As I look over what Wallis wrote, I see several things worth noting. For example, he complains that some Republicans want to cut domestic spending and international aid, while they support an increase in military spending. The implication is that this is obviously a sub-Christian position. But is it? Probably the most essential purpose of government is to protect the life and freedom of citizens. The government achieves this goal through military means. Unless one takes the position that Christianity implies corporate pacificism, then it is unclear the Republicans have blundered according to Christian ethics. Now, match the question of military spending versus international aid and/or domestic spending. Are the latter obviously superior to the former? No. It depends on not only what the stated objective is for the different types of spending, but whether they actually achieve their purposes. To simply state that the Republicans want to bolster military spending while cutting international aid and domestic spending is to achieve nothing at all by way of an indictment.

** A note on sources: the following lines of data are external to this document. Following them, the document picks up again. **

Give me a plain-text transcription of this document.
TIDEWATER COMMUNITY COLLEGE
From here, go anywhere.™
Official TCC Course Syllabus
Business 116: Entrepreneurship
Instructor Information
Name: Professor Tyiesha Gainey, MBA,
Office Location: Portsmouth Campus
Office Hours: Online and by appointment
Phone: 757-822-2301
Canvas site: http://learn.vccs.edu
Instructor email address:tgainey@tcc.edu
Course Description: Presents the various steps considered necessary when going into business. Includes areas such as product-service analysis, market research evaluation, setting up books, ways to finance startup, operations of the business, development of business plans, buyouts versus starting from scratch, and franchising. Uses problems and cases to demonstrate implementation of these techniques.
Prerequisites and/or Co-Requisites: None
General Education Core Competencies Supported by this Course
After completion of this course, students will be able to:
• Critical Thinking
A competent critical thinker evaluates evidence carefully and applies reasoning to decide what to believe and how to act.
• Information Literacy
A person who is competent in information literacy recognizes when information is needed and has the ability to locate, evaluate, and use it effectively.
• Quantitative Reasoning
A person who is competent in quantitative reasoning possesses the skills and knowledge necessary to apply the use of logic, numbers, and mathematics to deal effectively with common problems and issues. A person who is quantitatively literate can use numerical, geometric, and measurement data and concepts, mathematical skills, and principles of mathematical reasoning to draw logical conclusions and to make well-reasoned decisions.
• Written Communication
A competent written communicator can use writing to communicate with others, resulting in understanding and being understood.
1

Here’s another example. Wallis complains bitterly that tax cuts to the wealthiest Americans add billions to the deficit. He is referring to the extension of George W. Bush’s cuts in the marginal tax rates that existed under Bill Clinton. The first question I have is how does Jim Wallis know that the level of taxation was just to begin with? And why take Bill Clinton’s tax levels as the Platonic form of taxation? Maybe they were too high or too low. The highest marginal tax rates have fluctuated drastically in the United States during the last century. John F. Kennedy made a big cut, with impressive economic effects, as did Ronald Reagan. Is Wallis sure that by cutting taxes those men robbed the poor and gave to the rich? Maybe a lot of poor people got jobs because of them. And we aren’t even getting into the question of whether rich people actually have an enhanced duty to pay taxes. If there is a community need, is it righteous to grab a rich person and employ the power of legal coercion to extract the needed funds?

Still another problem with this redistributionist attitude about taxes and spending is that it assumes a zero sum state of affairs. For example, one could assume that the most people would be better off under a system like the old Soviet Union that spread resources out to citizens in a way that prized equality of rations. The United States system didn’t do that nearly as much, not nearly at all. But which of the two systems provided a better life for people? The answer is easy. The United States and its emphasis on liberty did. Why? A more free economic system produces far more wealth than an unfree one. If your equality system produces a little, bitty pie, it may give you a lot of philosophical satisfaction, but it doesn’t do as much actual good for people as the system that prizes free productivity and success over equality.

What Jim Wallis is saying comes from a good heart. He is worried about things like fairness and, of course, about helping people. But the reasoning he employs in doing so assumes that federal programs actually achieve what they set out to do, which is far from obvious, and that they don’t create incentives for behavior that results in greater problems, which often happens. He also assumes a zero sum society. It is entirely possible that economic thinking that concerns itself more with productivity than with equality will actually leave the great majority of people better off.